“It is as she says. She is not of Faeda.”
“Where the fuck did you find her?”
“She fell out of the sky before my eyes.”
More whispers, too many. Miranda’s head spun, and she watched the seer gasp as he clutched at his head and shivered in agony. His muscles bunched, he was twitching, and tears flooded her eyes. He’d witnessed the horrors she’d seen. She’d forced them on him.
On everyone.
“Hush,” Govek said near her ear, and she shut her eyes again to soak up his comfort. “Let’s go somewhere quiet.”
She nodded eagerly.
“We cannot go.” Evythiken’s voice rang out, and for a second, Miranda thought he was ordering her and Govek to stay, but instead, the seer turned to Karthoc. “We cannot go.”
“Enough with this seer,” Karthoc snapped. “We will speak of it later.”
“We cannot leave the Rove Woods!” Evythiken slammed his hand down on the table and cups clattered. One bowl slipped off the edge and splattered on the stone floor. Stew and ceramic exploded in thick droplets and sharp shards.
“I have told you, Karthoc. Too many times. Far too many. But now you must listen. This is a sign. The Fades brought her here to show me this.” Evythiken drew all the attention in the room. Miranda could feel the eyes leave her and finally she managed to take a full breath. “We are meant to be under this Great Tree. In the Rove Woods. The Fades want us here, so they can complete their work.”
“I ask you again,” Karthoc demanded, storming over to the male. “Here and now in front of these witnesses. What fucking work? You spout about it day and night, driving me daft with your demands to bring my legions here. To call the clans to settle in the Rove Woods. To tell our overlord to gather his thousands of orcs, give up fighting for our lives, and retreat to this Great Tree, but why?”
“I don’t know! I don’t know! They just keep screaming at me!” Evythiken’s voice broke, his body shook, and his hands grasped his head. “They won’t stop screaming!”
“For fuck’s sake! You want me to drive our overlord to stop fighting for our fucking lives without just cause? Without any reason? How can I tell any of my males to simply sit and allow the Waking Order to slaughter them? You see how mad that is, don’t you?”

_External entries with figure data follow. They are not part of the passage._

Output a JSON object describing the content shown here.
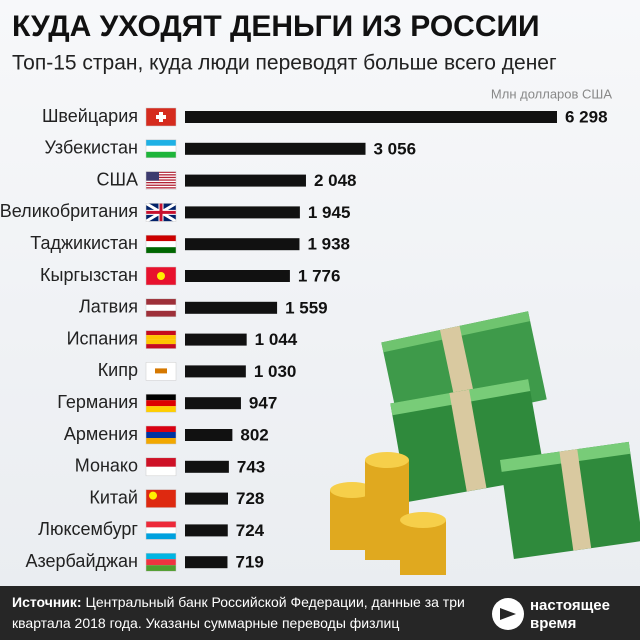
{
  "chart_data": {
    "type": "bar",
    "orientation": "horizontal",
    "title": "КУДА УХОДЯТ ДЕНЬГИ ИЗ РОССИИ",
    "subtitle": "Топ-15 стран, куда люди переводят больше всего денег",
    "unit_label": "Млн долларов США",
    "categories": [
      "Швейцария",
      "Узбекистан",
      "США",
      "Великобритания",
      "Таджикистан",
      "Кыргызстан",
      "Латвия",
      "Испания",
      "Кипр",
      "Германия",
      "Армения",
      "Монако",
      "Китай",
      "Люксембург",
      "Азербайджан"
    ],
    "values": [
      6298,
      3056,
      2048,
      1945,
      1938,
      1776,
      1559,
      1044,
      1030,
      947,
      802,
      743,
      728,
      724,
      719
    ],
    "value_labels": [
      "6 298",
      "3 056",
      "2 048",
      "1 945",
      "1 938",
      "1 776",
      "1 559",
      "1 044",
      "1 030",
      "947",
      "802",
      "743",
      "728",
      "724",
      "719"
    ],
    "color": "#111111",
    "source_label": "Источник:",
    "source_text": "Центральный банк Российской Федерации, данные за три квартала 2018 года. Указаны суммарные переводы физлиц",
    "logo_line1": "настоящее",
    "logo_line2": "время"
  }
}
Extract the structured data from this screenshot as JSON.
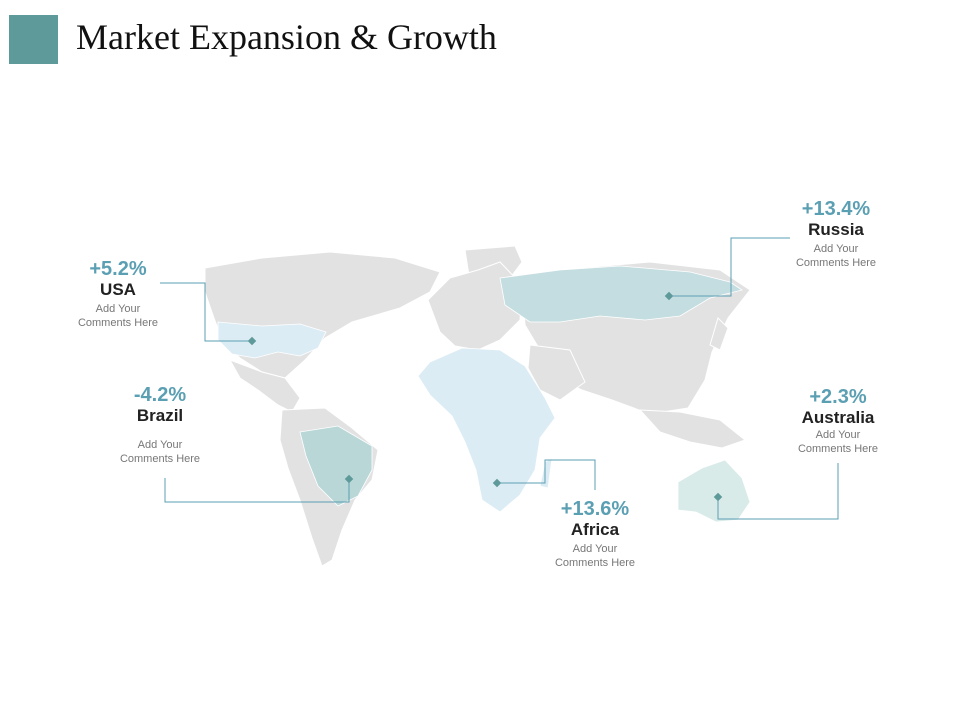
{
  "slide": {
    "title": "Market Expansion & Growth",
    "accent_color": "#5e9a9a"
  },
  "map": {
    "land_color": "#e2e2e2",
    "leader_color": "#5b9fb3",
    "regions": [
      {
        "id": "usa",
        "name": "USA",
        "growth": "+5.2%",
        "comment": "Add Your Comments Here",
        "growth_value": 5.2,
        "fill": "#dcecf5"
      },
      {
        "id": "brazil",
        "name": "Brazil",
        "growth": "-4.2%",
        "comment": "Add Your Comments Here",
        "growth_value": -4.2,
        "fill": "#b9d7d7"
      },
      {
        "id": "africa",
        "name": "Africa",
        "growth": "+13.6%",
        "comment": "Add Your Comments Here",
        "growth_value": 13.6,
        "fill": "#dcecf5"
      },
      {
        "id": "russia",
        "name": "Russia",
        "growth": "+13.4%",
        "comment": "Add Your Comments Here",
        "growth_value": 13.4,
        "fill": "#c4dde0"
      },
      {
        "id": "australia",
        "name": "Australia",
        "growth": "+2.3%",
        "comment": "Add Your Comments Here",
        "growth_value": 2.3,
        "fill": "#d8ebe9"
      }
    ]
  }
}
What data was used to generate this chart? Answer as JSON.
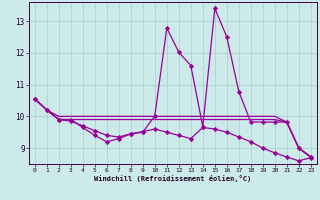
{
  "xlabel": "Windchill (Refroidissement éolien,°C)",
  "x": [
    0,
    1,
    2,
    3,
    4,
    5,
    6,
    7,
    8,
    9,
    10,
    11,
    12,
    13,
    14,
    15,
    16,
    17,
    18,
    19,
    20,
    21,
    22,
    23
  ],
  "lines": [
    [
      10.55,
      10.2,
      9.9,
      9.9,
      9.65,
      9.4,
      9.2,
      9.3,
      9.45,
      9.5,
      10.02,
      12.78,
      12.02,
      11.6,
      9.68,
      13.4,
      12.5,
      10.78,
      9.82,
      9.82,
      9.82,
      9.82,
      9.0,
      8.72
    ],
    [
      10.55,
      10.2,
      10.0,
      10.0,
      10.0,
      10.0,
      10.0,
      10.0,
      10.0,
      10.0,
      10.0,
      10.0,
      10.0,
      10.0,
      10.0,
      10.0,
      10.0,
      10.0,
      10.0,
      10.0,
      10.0,
      9.82,
      9.0,
      8.72
    ],
    [
      10.55,
      10.2,
      9.9,
      9.9,
      9.9,
      9.9,
      9.9,
      9.9,
      9.9,
      9.9,
      9.9,
      9.9,
      9.9,
      9.9,
      9.9,
      9.9,
      9.9,
      9.9,
      9.9,
      9.9,
      9.9,
      9.82,
      9.0,
      8.72
    ],
    [
      10.55,
      10.2,
      9.9,
      9.85,
      9.7,
      9.55,
      9.4,
      9.35,
      9.45,
      9.52,
      9.6,
      9.5,
      9.4,
      9.3,
      9.65,
      9.6,
      9.5,
      9.35,
      9.2,
      9.0,
      8.85,
      8.72,
      8.6,
      8.7
    ]
  ],
  "markers": [
    true,
    false,
    false,
    true
  ],
  "ylim": [
    8.5,
    13.6
  ],
  "yticks": [
    9,
    10,
    11,
    12,
    13
  ],
  "xlim": [
    -0.5,
    23.5
  ],
  "xticks": [
    0,
    1,
    2,
    3,
    4,
    5,
    6,
    7,
    8,
    9,
    10,
    11,
    12,
    13,
    14,
    15,
    16,
    17,
    18,
    19,
    20,
    21,
    22,
    23
  ],
  "line_color": "#990099",
  "bg_color": "#cceaea",
  "grid_color": "#aacccc",
  "marker": "D",
  "marker_size": 2.2,
  "linewidth": 0.9
}
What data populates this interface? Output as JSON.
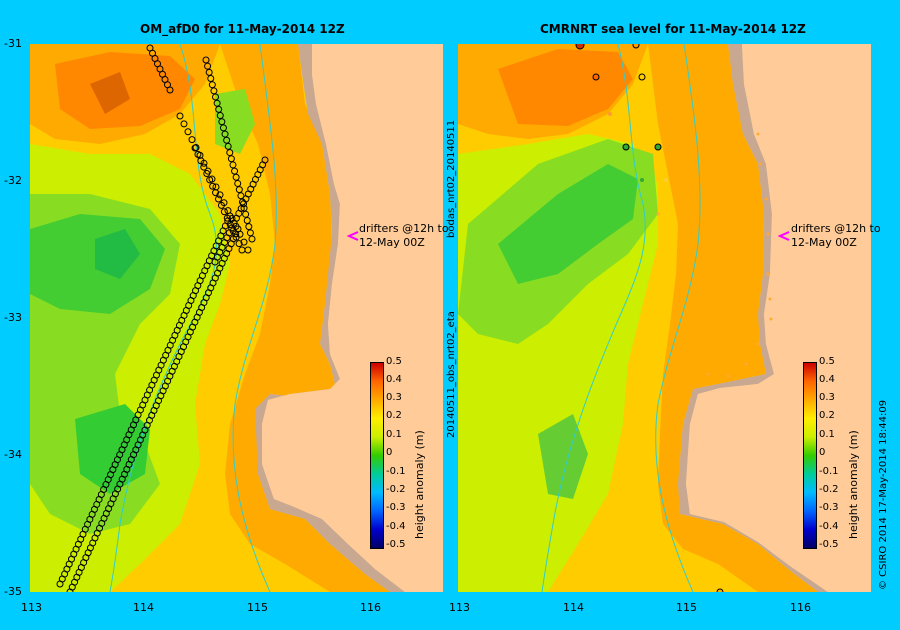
{
  "left_panel": {
    "title": "OM_afD0 for 11-May-2014 12Z",
    "drifter_note_line1": "drifters @12h to",
    "drifter_note_line2": "12-May 00Z"
  },
  "right_panel": {
    "title": "CMRNRT sea level  for 11-May-2014 12Z",
    "drifter_note_line1": "drifters @12h to",
    "drifter_note_line2": "12-May 00Z",
    "side_label_top": "bodas_nrt02_20140511",
    "side_label_bottom": "20140511_obs_nrt02_eta"
  },
  "lat_ticks": [
    "-31",
    "-32",
    "-33",
    "-34",
    "-35"
  ],
  "lon_ticks_left": [
    "113",
    "114",
    "115",
    "116"
  ],
  "lon_ticks_right": [
    "113",
    "114",
    "115",
    "116"
  ],
  "colorbar": {
    "label": "height anomaly (m)",
    "ticks": [
      "0.5",
      "0.4",
      "0.3",
      "0.2",
      "0.1",
      "0",
      "-0.1",
      "-0.2",
      "-0.3",
      "-0.4",
      "-0.5"
    ],
    "range": [
      -0.5,
      0.5
    ]
  },
  "credit": "© CSIRO 2014   17-May-2014 18:44:09",
  "colors": {
    "background": "#00ccff",
    "land": "#ffcc99",
    "coast_shelf": "#c8a890",
    "drifter_arrow": "#ff00ff",
    "bathymetry_contour": "#33cccc"
  }
}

“They can’t reach here,” Evythiken insisted. “The Waking Order cannot breach the Rove Woods.”
“Explain. How?” Karthoc demanded, face contorted, spitting rage. “The Waking Order knows of this place. They will come. They will burn it. There is no one to stop them except for my warriors. The Fades won’t help us. Nothing can help us. We must fight!”
“We can’t!” Evythiken pleaded. Still writhing, knees buckling, bracing his weight on the table. “We can’t. We have to end the war, or our world will be destroyed. Just like hers.”
Miranda’s stomach dropped, and her eyes grew hazy.
Govek swung her up into his arms and carried her out of the hall. The continued fighting between Karthoc and the seer followed them out the door. The words banged around in her head, beating against every corner of her mind, spilling acid into her marrow.
Our world will be destroyed.
“Miranda, look at me.”
Govek set her down on a rock near the edge of the path. Thankfully, everyone who’d been outside had already gone into the hall. They were alone, and she collapsed all over again.
“Miranda,” he said, soothing, desperate. “Miranda, come back.”
“I am.” She sobbed. “I am back.” And fuck, she wished she wasn’t. She wished this was just another one of her episodes. That what she’d seen and heard in that hall were only delusions. Conjurings from her mind. That she could focus on the present, on the woods and the clean soil, and the rumble of water and the twitter of birds and know that the horrors she experienced on Earth hadn’t been real.
But they had been.
“I can’t be your savior.” Her voice caught. “I don’t know what to do. Govek, I don’t know what I should do.”
“You don’t have to do anything, Miranda,” Govek said, cupping her face, pulling her into his chest.
She knew he was wrong. God, she wished he wasn’t. But the pull to speak to the seer was still hot in her gut and her hand trembled with the need to take his.
It wasn’t done. The compulsion to seek out the seer hadn’t abated yet.
“It’s not fair.” She curled into Govek’s arms and tucked her face in his neck. “I don’t understand.”